Ontario MPP
- In office 1967–1975
- Preceded by: New riding
- Succeeded by: John Eakins
- Constituency: Victoria—Haliburton
- In office 1963–1967
- Preceded by: Leslie Frost
- Succeeded by: Riding abolished
- Constituency: Victoria

Personal details
- Born: May 5, 1926 Haliburton, Ontario
- Died: December 12, 1996 (aged 70)
- Party: Progressive Conservative
- Spouse: Shirley May Hamilton
- Relations: Chris Hodgson, nephew
- Children: 4
- Occupation: Forester

= Ronald Glen Hodgson =

Canadian politician

Ronald Glen Hodgson (May 5, 1926 – December 12, 1996) was a politician in Ontario, Canada. He was a Progressive Conservative member in the Legislative Assembly of Ontario from 1963 to 1975.

==Background==
Hodgson was born in Haliburton, Ontario. His parents were C. Wesley Hodgson and Phyllis Dart, both born in Britain. In 1950 he married Shirley May Hamilton. Together they raised four children. He was a partner and owner of a logging operation in Haliburton county. He was an honorary member for 28 years in the Ontario Forest Products Accident Prevention Association.
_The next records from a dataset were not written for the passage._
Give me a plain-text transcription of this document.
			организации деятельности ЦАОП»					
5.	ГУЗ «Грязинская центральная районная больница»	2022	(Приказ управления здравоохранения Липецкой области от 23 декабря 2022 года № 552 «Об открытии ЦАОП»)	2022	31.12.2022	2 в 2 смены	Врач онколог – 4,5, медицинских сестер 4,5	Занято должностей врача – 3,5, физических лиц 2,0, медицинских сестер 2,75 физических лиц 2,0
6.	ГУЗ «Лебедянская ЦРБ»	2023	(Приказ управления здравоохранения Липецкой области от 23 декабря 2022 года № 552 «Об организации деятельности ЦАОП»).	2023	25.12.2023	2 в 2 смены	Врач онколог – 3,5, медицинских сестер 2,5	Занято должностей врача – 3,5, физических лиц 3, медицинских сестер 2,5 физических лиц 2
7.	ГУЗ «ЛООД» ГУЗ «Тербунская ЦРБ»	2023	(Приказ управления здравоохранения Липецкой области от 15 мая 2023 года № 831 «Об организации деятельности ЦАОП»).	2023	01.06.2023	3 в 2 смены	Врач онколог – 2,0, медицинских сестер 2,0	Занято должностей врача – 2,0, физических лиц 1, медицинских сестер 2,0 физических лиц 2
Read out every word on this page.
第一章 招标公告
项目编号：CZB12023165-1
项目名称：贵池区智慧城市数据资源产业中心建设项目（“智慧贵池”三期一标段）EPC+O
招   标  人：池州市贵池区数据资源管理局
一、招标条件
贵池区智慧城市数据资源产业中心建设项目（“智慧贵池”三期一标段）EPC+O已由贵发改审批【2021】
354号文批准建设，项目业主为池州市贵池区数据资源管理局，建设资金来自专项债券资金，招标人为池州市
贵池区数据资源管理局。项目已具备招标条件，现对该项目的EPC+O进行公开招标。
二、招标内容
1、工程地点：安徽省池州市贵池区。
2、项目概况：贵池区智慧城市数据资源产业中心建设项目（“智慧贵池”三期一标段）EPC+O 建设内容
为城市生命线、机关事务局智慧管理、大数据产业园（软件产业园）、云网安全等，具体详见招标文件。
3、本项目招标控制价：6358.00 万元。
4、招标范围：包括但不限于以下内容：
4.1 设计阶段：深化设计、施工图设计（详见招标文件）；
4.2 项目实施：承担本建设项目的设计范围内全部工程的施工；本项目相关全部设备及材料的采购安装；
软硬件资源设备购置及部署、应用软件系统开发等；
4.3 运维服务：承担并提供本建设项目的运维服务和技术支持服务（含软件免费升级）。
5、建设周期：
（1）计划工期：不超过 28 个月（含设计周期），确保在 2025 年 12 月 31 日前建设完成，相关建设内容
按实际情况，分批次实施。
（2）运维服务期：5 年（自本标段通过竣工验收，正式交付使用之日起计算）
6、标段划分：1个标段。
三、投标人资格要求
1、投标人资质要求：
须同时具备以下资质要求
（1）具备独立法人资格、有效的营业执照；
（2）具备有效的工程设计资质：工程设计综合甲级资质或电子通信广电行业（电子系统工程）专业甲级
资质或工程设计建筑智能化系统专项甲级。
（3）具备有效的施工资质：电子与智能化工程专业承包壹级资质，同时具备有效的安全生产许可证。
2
His nephew, Chris Hodgson was elected as Progressive Conservative member in the same riding in 1994.

==Politics==
He served as a councillor for the town of Dysart. He was elected in the 1963 provincial election in the riding of Victoria. He was re-elected in the redistributed riding of Victoria—Haliburton in the 1967 and 1971 elections. During his time in office he served as a backbench supporter of the governments of John Robarts and Bill Davis. He retired from politics in 1975.